H2WIN va produire de l’hydrogène grâce à des algues

Algues
Christophe De Caevel
Christophe De Caevel Journaliste Trends-Tendances

Cette innovation nivelloise pourrait passer rapidement en phase industrielle, en s’appuyant sur l’excellence wallonne dans les biotechnologies.

L’hydrogène, on vous en parle chaque semaine. Ce vecteur énergétique présente un atout très intéressant : il est stockable et peut ainsi jouer un rôle précieux en complément du solaire ou de l’éolien, par nature intermittents. L’inconvénient de l’hydrogène, c’est que sa production est très énergivore. En cumulant les besoins pour le produire et pour l’utiliser ensuite dans la production d’électricité, on réduit le rendement de 50%. Philippe Lorge, docteur en sciences et fondateur de la société H2WIN (Nivelles), est convaincu qu’on peut faire beaucoup mieux en s’inspirant de l’observation de la nature. “Dans le processus de photosynthèse de l’algue bleue, vous avez des catalyseurs biologiques, qu’on appelle des enzymes, qui ont une formidable efficacité, dit-il. On n’a quasiment pas de perte d’énergie en transformant l’électricité en hydrogène et en retransformant ensuite l’hydrogène en électricité.”

Le travail d’H2WIN, fondée en 2013, fut d’identifier le moyen d’utiliser l’enzyme à l’origine de cette capacité et d’en reproduire la structure par “biomimétisme moléculaire”. “Nous développons maintenant la production industrielle de ces enzymes par recombinaison génique pour les électrolyseurs et piles à combustibles, poursuit Philippe Lorge. L’excellence belge dans les biotechnologies nous permet d’atteindre d’énormes capacités en ce domaine.” H2WIN vient de lever 3,3 millions d’euros auprès de plusieurs fonds privés belges -Bertrand Velge (Bekaert), Eric Swenden (Vandemoortele) et Jérôme Lhoist notamment- pour développer cette activité à très fort potentiel.

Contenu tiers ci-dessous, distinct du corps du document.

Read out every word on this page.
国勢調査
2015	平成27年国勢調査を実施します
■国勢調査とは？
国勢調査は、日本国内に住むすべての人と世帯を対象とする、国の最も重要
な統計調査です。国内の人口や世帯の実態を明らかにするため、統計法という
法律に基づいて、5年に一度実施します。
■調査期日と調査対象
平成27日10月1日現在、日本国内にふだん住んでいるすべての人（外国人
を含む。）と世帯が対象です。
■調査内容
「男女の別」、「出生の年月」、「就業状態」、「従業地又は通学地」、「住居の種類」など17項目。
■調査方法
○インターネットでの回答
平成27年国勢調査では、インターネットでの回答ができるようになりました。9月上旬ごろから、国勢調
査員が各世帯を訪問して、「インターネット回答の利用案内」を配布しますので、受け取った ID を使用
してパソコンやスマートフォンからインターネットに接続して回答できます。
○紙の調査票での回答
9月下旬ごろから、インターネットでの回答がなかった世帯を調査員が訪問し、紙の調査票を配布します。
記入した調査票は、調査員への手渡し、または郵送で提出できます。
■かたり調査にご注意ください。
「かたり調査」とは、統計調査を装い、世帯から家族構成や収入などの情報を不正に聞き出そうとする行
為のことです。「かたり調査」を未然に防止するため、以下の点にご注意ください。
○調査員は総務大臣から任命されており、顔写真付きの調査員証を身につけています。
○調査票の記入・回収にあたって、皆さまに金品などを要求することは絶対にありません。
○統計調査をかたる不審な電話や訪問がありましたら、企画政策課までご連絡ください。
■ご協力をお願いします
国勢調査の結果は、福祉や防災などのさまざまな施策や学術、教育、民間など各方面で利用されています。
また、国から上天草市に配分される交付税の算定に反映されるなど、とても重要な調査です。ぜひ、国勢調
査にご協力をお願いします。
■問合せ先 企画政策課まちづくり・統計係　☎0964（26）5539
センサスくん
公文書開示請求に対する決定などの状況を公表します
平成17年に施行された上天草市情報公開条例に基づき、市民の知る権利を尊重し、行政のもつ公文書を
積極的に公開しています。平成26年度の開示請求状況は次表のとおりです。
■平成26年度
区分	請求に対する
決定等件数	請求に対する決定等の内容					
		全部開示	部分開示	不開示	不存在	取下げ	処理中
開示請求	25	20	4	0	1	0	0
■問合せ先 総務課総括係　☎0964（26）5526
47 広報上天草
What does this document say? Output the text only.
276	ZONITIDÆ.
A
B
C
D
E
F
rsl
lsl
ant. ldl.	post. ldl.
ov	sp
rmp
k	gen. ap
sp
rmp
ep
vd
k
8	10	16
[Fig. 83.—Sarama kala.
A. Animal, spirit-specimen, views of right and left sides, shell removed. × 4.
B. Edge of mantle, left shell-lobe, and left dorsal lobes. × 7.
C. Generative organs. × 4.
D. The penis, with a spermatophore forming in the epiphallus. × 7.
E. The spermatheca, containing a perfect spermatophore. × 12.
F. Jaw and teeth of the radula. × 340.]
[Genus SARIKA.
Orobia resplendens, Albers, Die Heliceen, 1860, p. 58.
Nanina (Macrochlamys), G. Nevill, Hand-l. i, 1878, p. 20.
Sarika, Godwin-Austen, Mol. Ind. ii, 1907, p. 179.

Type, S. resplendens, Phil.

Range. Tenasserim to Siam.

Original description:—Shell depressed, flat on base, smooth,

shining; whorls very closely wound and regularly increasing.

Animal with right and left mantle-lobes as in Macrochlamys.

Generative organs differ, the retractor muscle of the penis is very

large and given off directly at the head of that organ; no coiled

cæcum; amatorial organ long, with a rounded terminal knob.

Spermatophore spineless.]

L’entreprise travaille avec des entreprises pharmaceutiques wallonnes, spécialisées dans la production de protéines par recombinaison génétique. “Quand notre prototype sera au point, le passage à la phase industrielle sera extrêmement rapide, assure Philippe Lorge. Le savoir-faire technologique existe déjà en Wallonie.” Il évoque un lancement commercial d’ici deux ans et est convaincu que le marché sera très demandeur d’un substitut aux catalyseurs actuels utilisés dans la production d’hydrogène, à savoir essentiellement le platine (coûteux et, qui plus est, produit en Russie). “Nous parlons ici d’une application très précise autour de l’hydrogène, ajoute notre interlocuteur. Mais la démarche de créer des enzymes inspirés de la nature a véritablement un potentiel de révolution industrielle car tous les pans de l’industrie sont confrontés au problème du rendement des réactions chimiques. Que ce soit dans les fertilisants, la fixation du CO² ou la purification de l’eau, nous pouvons arriver avec des solutions locales, renouvelables et fiables, inspirées de ce qui, en réalité, existe déjà dans la nature.”

H2WIN emploie seulement trois personnes, mais elle collabore avec une dizaine de sous-traitants qui sont aussi bien des universités, que des centres de recherche ou des entreprises. Ce travail en réseau permettra de décupler les retombées sur le tissu économique régional si la technologie développée par l’entreprise nivelloise rencontre effectivement le succès escompté dans les prochains mois H2WIN est soutenue depuis le début par des subsides et des avances récupérables de la Région wallonne. Elle bénéficie également de financements européens.